15 comments on “Gambar Kamu Kurang Bagus

  1. warm berkata:

    sampeyan bener2 bapak teladan,mas !
    krosposting di ngerumpi keren nih

    dan saya teringat postingan kang pidibaiq yang ini ..> http://pidibaiq.wordpress.com/2011/07/26/puisi-timur/

    salut buat sampeyan πŸ™‚

    #stein:
    ndak sebanding, tulisan di link sampeyan lebih dalem rasanya πŸ™‚

  2. nengbiker berkata:

    aaah, masukan banget buat ortu2 nih..
    tapi saya kapaaan

    #stein:
    tinggal mbikin saja lho *eh

  3. fajarembun berkata:

    lukisan e apik ngono loh kang bro..kreatif anak sampean, aku pengen ketemu piye? tak kasih #bomdonat gelem po ra? :p setiap lukisan itu bagus-bagus apalagi setiap lukisan anak-anak. Kapan iso ngopi-ngopi bareng & bawa anak sampean ketemu aku kang bro.. hhehehe

    #stein:
    insya Allah masnya

  4. chocoVanilla berkata:

    Lukisan Barra bagus kok. Terutama imajinasi dan kreatifitasnya itu lho. Pasti cita-citanya jadi astronot ya, Nak? πŸ˜€

    Iya Mas, sepanjang judgement jelek itu bukan keluar dari mulut ortu, anak gak akan kecewa kok. Pendidik yang baik juga takkan mengatakan “jelek” pada karya anak didiknya. Namanya juga kompetisi, tinggal kita beri pengertian kenapa si itu menang kamu tidak. Ngono lhooo πŸ˜€

    #stein:
    kata jeleknya memang ndak keluar mbakyu, tapi terpikir πŸ˜†

  5. Nuzli L. Hernawan berkata:

    Begitulah mas, saya sendiri ketika mengajak anak-anak saya lomba menggambar atau melukis hampir bisa dipastikan tidak sampai selesai (a.k.a pengumuman pemenang) karena esensi saya mengajak anak-anak saya bukan untuk menang. Seringkali saya ajak mereka selepas lomba untuk mencari hadiah untuk mengapresiasi usaha mereka, dan mereka senang luar biasa. Meskipun hadiahnya pun biasa-biasa saja, cuman jajan atau makan bakso sekeluarga. Cerita yang menarik, keep posting.

    #stein:
    beruntung anak punya ayah macem sampeyan, kadang kasian kalo ortu ikut-ikutan menghakimi. salam πŸ™‚

  6. salut dah buat agan yang setia menemani anaknya

  7. wahh,,
    kerren ttu lukisan nya ajjarin aku mellukis donk..
    hehe..:D
    Kunjungi web kami di http://www.busaerowisata.com

  8. tangki berkata:

    Hahaha… Lucu, menggelikan, sekaligus bisa menjadi bahan perenungan…

    Nice posting mas…

    #stein:
    terima kasih πŸ˜€

  9. Biasanya hasil bagus itu karena proses yg bagus. Kalau hasil bagus tapi prosesnya nggak bagus, bisa jadi itu karena beruntung. Hehehe…

    Salam

  10. surya berkata:

    gambar bagus itu ada karna gambar kurang bagus,,,,,,,BETUL 3X
    mungkin kita bisa bertukar informasi melalui http://ict.unsri.ac.id

  11. susihariyanti berkata:

    gambar yang bangus banget. mungkin kita bisa bertukar informasi melalui http://ict.unsri.ac.id
    terima kasih

  12. zaldy berkata:

    terimh kasih ya,,,,,, infonya bagus bnget ya!!!

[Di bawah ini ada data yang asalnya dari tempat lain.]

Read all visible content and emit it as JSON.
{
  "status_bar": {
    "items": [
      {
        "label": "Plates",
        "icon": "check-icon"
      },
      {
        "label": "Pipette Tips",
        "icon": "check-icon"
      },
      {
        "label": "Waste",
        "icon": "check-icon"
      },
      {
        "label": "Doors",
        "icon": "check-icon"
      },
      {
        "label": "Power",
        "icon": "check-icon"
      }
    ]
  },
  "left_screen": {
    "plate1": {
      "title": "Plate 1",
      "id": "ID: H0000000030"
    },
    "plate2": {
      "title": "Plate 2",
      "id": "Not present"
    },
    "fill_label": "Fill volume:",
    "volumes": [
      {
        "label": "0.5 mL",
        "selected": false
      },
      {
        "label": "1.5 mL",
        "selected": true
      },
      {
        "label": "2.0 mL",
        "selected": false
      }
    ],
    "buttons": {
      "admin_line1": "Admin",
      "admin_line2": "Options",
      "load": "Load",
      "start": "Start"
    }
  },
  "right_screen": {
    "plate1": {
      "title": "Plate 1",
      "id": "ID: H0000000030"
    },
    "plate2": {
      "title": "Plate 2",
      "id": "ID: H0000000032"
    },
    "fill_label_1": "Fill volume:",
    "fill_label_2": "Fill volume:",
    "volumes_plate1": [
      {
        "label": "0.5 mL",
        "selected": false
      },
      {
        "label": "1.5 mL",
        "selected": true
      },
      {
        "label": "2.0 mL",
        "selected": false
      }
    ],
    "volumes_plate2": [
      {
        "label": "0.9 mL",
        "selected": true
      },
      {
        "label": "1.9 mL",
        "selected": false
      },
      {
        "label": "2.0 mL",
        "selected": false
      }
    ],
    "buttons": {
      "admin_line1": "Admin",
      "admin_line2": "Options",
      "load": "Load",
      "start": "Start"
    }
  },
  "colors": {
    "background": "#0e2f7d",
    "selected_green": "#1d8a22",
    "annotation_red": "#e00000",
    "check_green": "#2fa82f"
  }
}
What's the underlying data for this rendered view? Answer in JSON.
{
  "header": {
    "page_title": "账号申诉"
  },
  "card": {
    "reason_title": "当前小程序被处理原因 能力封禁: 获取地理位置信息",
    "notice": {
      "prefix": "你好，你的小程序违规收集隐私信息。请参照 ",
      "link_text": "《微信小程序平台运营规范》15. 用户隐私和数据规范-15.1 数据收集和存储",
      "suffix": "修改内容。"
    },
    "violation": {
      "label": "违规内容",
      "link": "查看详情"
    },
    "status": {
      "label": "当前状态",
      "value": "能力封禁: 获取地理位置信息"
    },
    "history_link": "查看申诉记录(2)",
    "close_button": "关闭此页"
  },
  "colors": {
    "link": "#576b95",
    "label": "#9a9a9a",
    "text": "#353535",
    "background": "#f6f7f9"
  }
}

    kita bisa bertukar infokan ,,, liat infonya disini ya : http://www.unsri.ac.id/

  13. kembu berkata:

    jadi berharap bisa segera kumpul sama anak2 sebelum mereka masuk TK πŸ˜‰

  14. Tototapalnise berkata:

    Sip…bakal tak tiru. Dan memang begitu seharusnya mendidik anak..biarkan dia bebas berkarya.